Dear Mom and Dad,
I wish I could hear your voices one last time, hear you say my name and see you smile. I wish I could talk to you about everything that has happened since you left. I hate the fact that you weren't there to help me move into my first apartment. I wish you were able to meet my boyfriend (as well as show him the embarrassing photos of me as a kid that would have made me cringe). I know you would have been picking on him and asking him why he puts up with me, while also taking him in and making sure he felt like he was part of the family, just like you did with any person we would bring home. You never failed to treat everyone like family.
While most people my age are complaining about how their parents are butting into their lives and driving them crazy, all I can think of is how lucky they are to still have them. It still hurts to know that you won't be at my wedding, if I ever get married. I know you will both be there in spirit, but it's not the same. I can see you both shedding a few tears, even you, Daddy. You would have tried to hide it, but I know you would have. I hate the fact that if I ever have kids, they will never get to meet you. I know you would have spoiled them rotten. Instead they will have to settle for watching old home videos and hearing stories.
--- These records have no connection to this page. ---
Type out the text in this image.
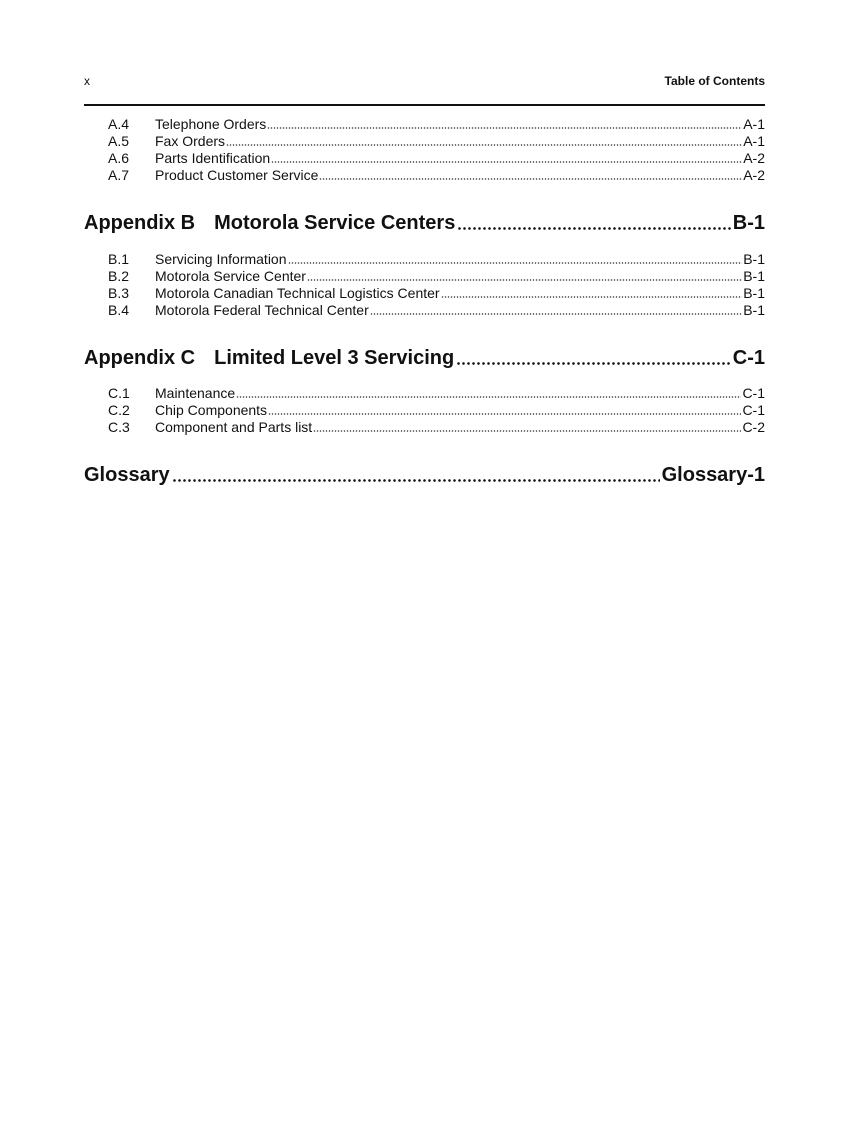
x	Table of Contents
A.4	Telephone Orders	A-1
A.5	Fax Orders	A-1
A.6	Parts Identification	A-2
A.7	Product Customer Service	A-2
Appendix B Motorola Service Centers	B-1
B.1	Servicing Information	B-1
B.2	Motorola Service Center	B-1
B.3	Motorola Canadian Technical Logistics Center	B-1
B.4	Motorola Federal Technical Center	B-1
Appendix C Limited Level 3 Servicing	C-1
C.1	Maintenance	C-1
C.2	Chip Components	C-1
C.3	Component and Parts list	C-2
Glossary	Glossary-1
As much as I miss you both, loosing you at a young age has shaped me to be the person I am today. If it wasn't for loosing you both, I would probably still be living at home. Loosing you has taught me to look at life differently. I no longer wait until a later date to do things anymore, thinking I will have time to later on. The truth is that you never know when your time is up and you should never take anything for granted. One thing that you always told me growing up, that has helped me get through these last couple years, is that everything happens for a reason. As crazy as it sounds, I have come to realize just how true this statement can be. I hope you would be proud of me and who I am today. I know you are both watching over me and would be here if you could. I love and miss you both more than words can express.